1960 yılında Kara Harp Okulundan, 1961 yılında Piyade Okulu’ndan, 1971 yılında Kara Harp Akademisi’nden ve 1976 yılında da Silahlı Kuvvetler Akademisi’nden mezun oldu. 1961-1976 yılları arasında Kara Kuvvetleri’nin çeşitli birliklerinde Takım ve Bölük komutanlıkları ile Karargâh Subaylığı ve Kurmay Başkanlıkları görevlerinde bulundu. 1976-1980 yılları arasında Silahlı Kuvvetler Akademisinde Öğretim Üyesi, 1980-1982 yılları arasında Ege Ordusu ve Kıbrıs Türk Barış Kuvvetleri Komutanlığı İstihbarat Başkanı olarak görev yaptı. 1982-1983 yılları arasında 50. Piyade Alay Komutanlığı görevini icra etti. 1983-1985 yılları arasında Kara Harp Akademisi, 1985-1986 yılları arasında da Kara Harp Okulu Öğretim Başkanlığı görevlerinde bulundu.

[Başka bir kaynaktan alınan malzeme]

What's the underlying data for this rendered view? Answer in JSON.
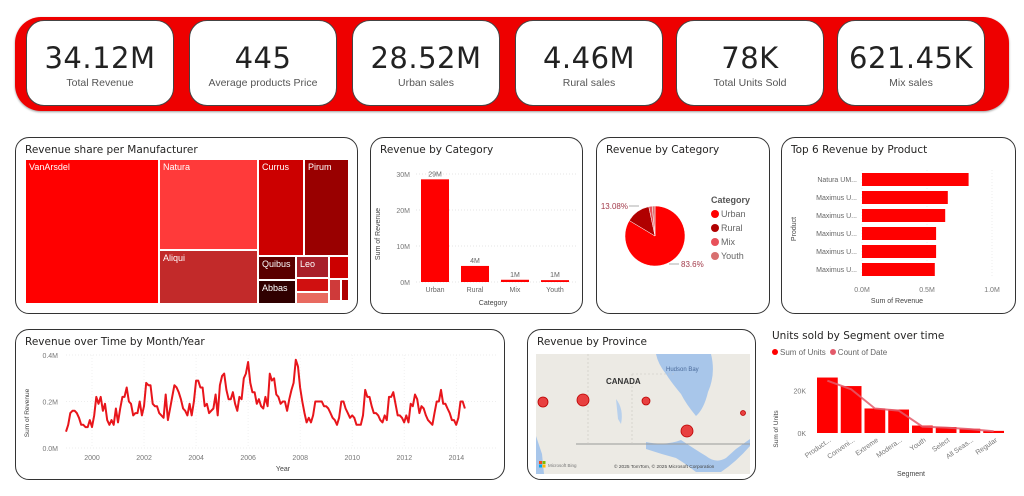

1986 yılında Tuğgeneral rütbesine terfi etti. Bu rütbede Kara Harp Okulu Komutan Yardımcılığı’na, 1987 yılında da 39. Mekanize Piyade Tugay Komutanlığı’na atandı, 1990 yılında ise Tümgeneral rütbesine terfi etti. 1990-1993 yılları arasında Kara Kuvvetleri Personel Daire Başkanlığı, 1993-1994 yılları arasında Piyade Okul Komutanlığı yaptı. Aynı yıl Korgeneral rütbesine terfi etti ve Kara Kuvvetleri Denetleme ve Değerlendirme Başkanlığı görevine atandı. 1995-1998 yılları arasında Adana’da bulunan 6. Kolordu Komutanlığı görevini yürüttü.
1998 yılında Orgeneral rütbesine terfi ederek 2. Ordu Komutanlığına atandı. 1998 yılında Suriye ile yaşanan kriz sonrası 20 Ekim 1998 tarihinden itibaren Adana Mutabakatı gereği, Türkiye Cumhuriyeti adına Türkiye-Suriye güvenlik ilişkilerini yürüttü. 24 Ağustos 2000 tarihinde Jandarma Genel Komutanlığı görevine atandı. 24 Ağustos 2002 tarihinde Kara Kuvvetleri Komutanlığı’na atandı. 29 Ağustos 2004 tarihinde emekli oldu.
16 Mart 2020’de Korona virüs teşhisiyle İstanbul’da vefat etti. 20 Mart 2020’de İstanbul’da kısıtlı bir törenle toprağa verildi.